Getting the Most Out of GitHub Copilot: A Practical Guide
As GitHub Copilot continues to evolve, staying informed and optimizing your workflow is key. This article compiles answers to frequently asked questions, highlights useful resources, and shares practical advice for making the most of Copilot—whether you're exploring chat modes, managing context, or navigating VS Code integrations.
Leif Henning Larsen (Senior Cloud Solution Architect, Cloud & AI Apps, Customer Success | Microsoft Norway) visited our Front-end Guild yesterday (Wednesday, 24th of September 2025).
Some questions came up that he wanted to address, so how better than in the form of a blog-post on .builders.
Q&A on GitHub Copilot
To get inspiration for different chat modes or ready-made prompt templates, the following repo is a good starting point: github/awesome-copilot
Here you'll find community-contributed instructions, prompts, and configurations to help you make the most of GitHub Copilot.

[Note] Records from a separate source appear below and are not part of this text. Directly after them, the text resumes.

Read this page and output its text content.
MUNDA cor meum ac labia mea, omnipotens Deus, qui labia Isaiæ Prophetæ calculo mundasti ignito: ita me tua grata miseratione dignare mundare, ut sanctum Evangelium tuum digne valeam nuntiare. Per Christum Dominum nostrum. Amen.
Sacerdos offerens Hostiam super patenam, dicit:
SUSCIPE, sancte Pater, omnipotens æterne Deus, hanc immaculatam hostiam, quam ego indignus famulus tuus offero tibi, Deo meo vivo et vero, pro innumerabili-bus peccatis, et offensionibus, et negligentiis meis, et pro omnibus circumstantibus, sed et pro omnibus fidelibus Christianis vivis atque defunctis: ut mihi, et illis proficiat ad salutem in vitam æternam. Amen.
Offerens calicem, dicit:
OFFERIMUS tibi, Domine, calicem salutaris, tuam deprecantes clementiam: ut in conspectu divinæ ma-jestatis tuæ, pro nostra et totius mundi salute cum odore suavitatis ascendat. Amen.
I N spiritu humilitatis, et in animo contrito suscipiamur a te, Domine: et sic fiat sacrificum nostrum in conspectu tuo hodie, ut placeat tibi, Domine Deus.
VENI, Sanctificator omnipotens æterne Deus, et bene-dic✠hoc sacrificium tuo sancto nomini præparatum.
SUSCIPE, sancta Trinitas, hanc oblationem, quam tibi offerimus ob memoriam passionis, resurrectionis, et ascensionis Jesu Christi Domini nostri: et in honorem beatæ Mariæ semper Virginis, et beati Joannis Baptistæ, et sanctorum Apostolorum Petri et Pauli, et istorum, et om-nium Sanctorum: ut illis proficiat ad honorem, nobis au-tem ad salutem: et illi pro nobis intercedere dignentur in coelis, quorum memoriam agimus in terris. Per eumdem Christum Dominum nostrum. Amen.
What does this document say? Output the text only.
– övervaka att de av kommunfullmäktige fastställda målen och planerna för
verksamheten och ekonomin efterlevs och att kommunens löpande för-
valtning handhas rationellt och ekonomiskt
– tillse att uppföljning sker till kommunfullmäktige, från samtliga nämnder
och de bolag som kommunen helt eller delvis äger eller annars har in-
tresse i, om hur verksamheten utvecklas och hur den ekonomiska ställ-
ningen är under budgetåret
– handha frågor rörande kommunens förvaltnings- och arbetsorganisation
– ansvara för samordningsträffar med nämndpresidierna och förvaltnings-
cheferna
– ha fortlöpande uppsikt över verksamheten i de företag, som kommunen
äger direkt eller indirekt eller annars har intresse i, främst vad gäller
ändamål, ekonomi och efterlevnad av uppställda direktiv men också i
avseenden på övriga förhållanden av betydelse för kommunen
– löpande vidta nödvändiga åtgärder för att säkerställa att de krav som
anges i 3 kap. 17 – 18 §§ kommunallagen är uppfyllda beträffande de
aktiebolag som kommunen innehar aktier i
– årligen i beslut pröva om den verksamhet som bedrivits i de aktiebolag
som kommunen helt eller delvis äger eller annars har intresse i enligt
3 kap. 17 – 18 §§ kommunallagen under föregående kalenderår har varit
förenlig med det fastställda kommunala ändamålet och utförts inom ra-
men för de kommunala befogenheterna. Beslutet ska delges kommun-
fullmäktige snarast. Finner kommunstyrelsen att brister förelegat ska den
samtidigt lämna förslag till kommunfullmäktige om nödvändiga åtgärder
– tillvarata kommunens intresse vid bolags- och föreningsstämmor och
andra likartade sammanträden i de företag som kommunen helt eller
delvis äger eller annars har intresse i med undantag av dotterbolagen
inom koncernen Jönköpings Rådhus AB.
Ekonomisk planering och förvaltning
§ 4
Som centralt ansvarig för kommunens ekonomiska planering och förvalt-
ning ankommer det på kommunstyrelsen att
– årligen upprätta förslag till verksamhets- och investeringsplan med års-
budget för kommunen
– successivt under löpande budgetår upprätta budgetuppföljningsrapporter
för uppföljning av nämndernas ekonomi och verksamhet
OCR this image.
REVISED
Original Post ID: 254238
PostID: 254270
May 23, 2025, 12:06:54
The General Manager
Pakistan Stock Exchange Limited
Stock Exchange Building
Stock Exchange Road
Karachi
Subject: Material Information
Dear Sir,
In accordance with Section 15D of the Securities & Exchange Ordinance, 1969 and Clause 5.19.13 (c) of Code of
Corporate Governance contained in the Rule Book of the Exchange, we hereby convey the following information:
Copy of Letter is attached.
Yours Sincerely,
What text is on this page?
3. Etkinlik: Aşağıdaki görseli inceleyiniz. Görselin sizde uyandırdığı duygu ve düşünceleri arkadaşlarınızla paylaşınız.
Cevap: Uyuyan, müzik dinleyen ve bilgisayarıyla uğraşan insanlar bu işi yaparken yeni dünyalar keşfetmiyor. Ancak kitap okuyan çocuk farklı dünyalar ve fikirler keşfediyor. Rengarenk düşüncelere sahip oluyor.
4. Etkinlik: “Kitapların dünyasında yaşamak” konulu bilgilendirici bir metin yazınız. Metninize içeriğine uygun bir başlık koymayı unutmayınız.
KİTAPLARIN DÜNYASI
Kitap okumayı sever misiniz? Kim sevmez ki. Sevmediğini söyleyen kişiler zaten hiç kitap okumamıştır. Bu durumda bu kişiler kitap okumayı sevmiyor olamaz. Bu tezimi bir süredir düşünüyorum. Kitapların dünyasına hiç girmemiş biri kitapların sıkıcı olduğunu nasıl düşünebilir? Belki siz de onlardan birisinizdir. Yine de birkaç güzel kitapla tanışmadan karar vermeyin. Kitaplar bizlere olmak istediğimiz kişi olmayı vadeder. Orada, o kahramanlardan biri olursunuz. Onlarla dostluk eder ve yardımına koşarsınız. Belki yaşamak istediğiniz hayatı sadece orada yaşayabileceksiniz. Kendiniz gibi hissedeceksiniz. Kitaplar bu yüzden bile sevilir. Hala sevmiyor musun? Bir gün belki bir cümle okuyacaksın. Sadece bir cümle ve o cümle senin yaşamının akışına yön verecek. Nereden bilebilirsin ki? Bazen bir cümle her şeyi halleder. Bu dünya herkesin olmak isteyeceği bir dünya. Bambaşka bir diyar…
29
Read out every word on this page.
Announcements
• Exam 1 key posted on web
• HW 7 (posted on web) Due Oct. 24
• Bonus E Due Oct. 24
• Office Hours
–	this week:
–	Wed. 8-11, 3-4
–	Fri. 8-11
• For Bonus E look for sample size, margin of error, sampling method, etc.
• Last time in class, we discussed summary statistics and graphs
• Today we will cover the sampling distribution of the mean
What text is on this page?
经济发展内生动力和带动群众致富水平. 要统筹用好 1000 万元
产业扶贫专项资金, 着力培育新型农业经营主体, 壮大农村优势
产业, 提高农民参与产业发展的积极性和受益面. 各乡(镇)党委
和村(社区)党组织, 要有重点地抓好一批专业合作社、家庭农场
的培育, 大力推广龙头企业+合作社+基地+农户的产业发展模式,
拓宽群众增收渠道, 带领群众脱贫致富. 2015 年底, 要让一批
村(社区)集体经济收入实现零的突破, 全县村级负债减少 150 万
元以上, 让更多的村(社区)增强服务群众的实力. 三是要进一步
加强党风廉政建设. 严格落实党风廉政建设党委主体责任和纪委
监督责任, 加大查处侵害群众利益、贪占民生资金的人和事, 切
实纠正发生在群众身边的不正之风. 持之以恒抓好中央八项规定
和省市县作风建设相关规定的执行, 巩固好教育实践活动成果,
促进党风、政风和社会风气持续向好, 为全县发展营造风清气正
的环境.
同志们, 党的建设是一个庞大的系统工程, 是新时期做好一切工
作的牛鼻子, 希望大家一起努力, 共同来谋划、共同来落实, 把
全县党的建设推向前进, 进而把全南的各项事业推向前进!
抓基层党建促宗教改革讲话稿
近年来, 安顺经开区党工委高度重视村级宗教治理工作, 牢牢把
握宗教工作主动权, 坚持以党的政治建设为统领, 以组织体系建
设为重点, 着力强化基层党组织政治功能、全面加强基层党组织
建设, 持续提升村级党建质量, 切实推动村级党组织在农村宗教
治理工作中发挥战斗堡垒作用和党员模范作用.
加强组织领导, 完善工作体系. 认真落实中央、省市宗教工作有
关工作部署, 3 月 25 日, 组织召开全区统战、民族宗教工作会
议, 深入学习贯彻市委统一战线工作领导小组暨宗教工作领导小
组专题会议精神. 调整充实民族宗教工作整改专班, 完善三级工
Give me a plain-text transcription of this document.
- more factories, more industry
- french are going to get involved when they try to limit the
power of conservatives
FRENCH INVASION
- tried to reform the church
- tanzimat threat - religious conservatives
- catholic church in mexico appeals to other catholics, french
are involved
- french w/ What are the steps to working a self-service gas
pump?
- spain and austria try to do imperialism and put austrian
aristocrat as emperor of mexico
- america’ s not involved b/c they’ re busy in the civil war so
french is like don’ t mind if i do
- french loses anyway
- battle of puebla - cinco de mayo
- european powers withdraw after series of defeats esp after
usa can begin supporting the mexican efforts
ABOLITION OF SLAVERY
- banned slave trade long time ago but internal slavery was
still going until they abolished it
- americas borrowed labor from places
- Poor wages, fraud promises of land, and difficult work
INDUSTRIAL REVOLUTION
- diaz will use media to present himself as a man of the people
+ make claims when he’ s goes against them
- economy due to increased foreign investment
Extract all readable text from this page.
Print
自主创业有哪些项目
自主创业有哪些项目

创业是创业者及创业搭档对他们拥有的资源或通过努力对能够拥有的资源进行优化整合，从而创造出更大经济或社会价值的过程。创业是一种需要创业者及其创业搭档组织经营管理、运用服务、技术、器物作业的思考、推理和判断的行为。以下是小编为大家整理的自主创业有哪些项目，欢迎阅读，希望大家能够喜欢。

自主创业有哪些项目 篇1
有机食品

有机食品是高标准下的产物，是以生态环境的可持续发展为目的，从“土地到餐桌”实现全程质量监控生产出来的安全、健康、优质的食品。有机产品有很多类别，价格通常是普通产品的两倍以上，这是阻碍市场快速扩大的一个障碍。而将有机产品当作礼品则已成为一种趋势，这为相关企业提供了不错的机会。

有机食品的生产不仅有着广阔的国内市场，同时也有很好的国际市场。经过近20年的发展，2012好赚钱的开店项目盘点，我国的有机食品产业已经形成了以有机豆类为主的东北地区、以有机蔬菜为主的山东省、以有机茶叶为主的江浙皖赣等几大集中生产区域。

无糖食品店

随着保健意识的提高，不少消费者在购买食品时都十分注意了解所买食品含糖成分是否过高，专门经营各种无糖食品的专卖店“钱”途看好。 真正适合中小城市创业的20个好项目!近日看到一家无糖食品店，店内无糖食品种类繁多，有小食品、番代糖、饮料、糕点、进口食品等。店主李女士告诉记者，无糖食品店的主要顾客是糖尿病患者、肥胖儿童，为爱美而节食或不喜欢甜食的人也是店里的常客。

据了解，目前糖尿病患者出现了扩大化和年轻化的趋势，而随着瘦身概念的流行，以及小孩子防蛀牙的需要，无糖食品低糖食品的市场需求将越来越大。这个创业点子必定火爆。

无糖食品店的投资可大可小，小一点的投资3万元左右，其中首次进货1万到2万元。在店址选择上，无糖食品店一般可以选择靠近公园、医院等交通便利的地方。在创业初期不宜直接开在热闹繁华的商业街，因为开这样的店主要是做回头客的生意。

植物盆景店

I also recommend the GitHub Changelog-blog to keep up with updates for Copilot. It’s updated fairly often and is worth following. Note that the link is currently filtered for Copilot, but you can of course change the filter to view other areas of GitHub as well.
Here’s also some information about automatic model selection, which is gradually being introduced in VS Code.
There were also questions about chat history in VS Code. Here’s some info on that:
Copilot Chat in VS Code now stores chat history locally as “Chat Sessions.” The history persists across editor restarts and can be reopened or exported. As of now, there is no published time-based deletion policy — the history remains until manually deleted or you clear VS Code data.
Note that Copilot Chat on github.com follows a different rule: conversations there are automatically deleted after approximately 30 days.
And last but not least, there were questions regarding context limitations in Copilot or its models. Here’s a compiled response:
Copilot has a limited context window. This is measured in tokens, and different models have different token limits. Everything included in a request — system instructions, custom instructions, relevant code, and attachments — shares the same budget. When the limit is reached, Copilot will trim or ignore less relevant content to make room.
Instruction files count toward the limit. Files like .github/copilot-instructions.md and .github/instructions/*.instructions.md are automatically added to the chat/agent context and therefore consume token budget. Keep them short and precise.
Agent mode only fetches what’s needed. Instead of sending the entire codebase, the agent searches for relevant files/snippets (#file, #folder, #codebase) and includes only those in the prompt — only what’s actually included consumes tokens.
Attachments and “Spaces” help, but count when used. You can attach larger text blocks/images and store more context in Copilot Spaces; only the sections the agent refers to in its response consume tokens in that specific request.
Best practices (to get the most out of the context window):
- Keep instructions short and split them using applyTo where appropriate (language/folder).
- Start a new chat per task to avoid long history eating up the budget.
- Explicitly guide context with #file, #folder, #symbol, or #codebase.
- Link to large style guides/policies instead of pasting long texts into instruction files.
In short: Copilot uses a shared, limited context window. The more concise and targeted the context is, the better and more stable the responses will be.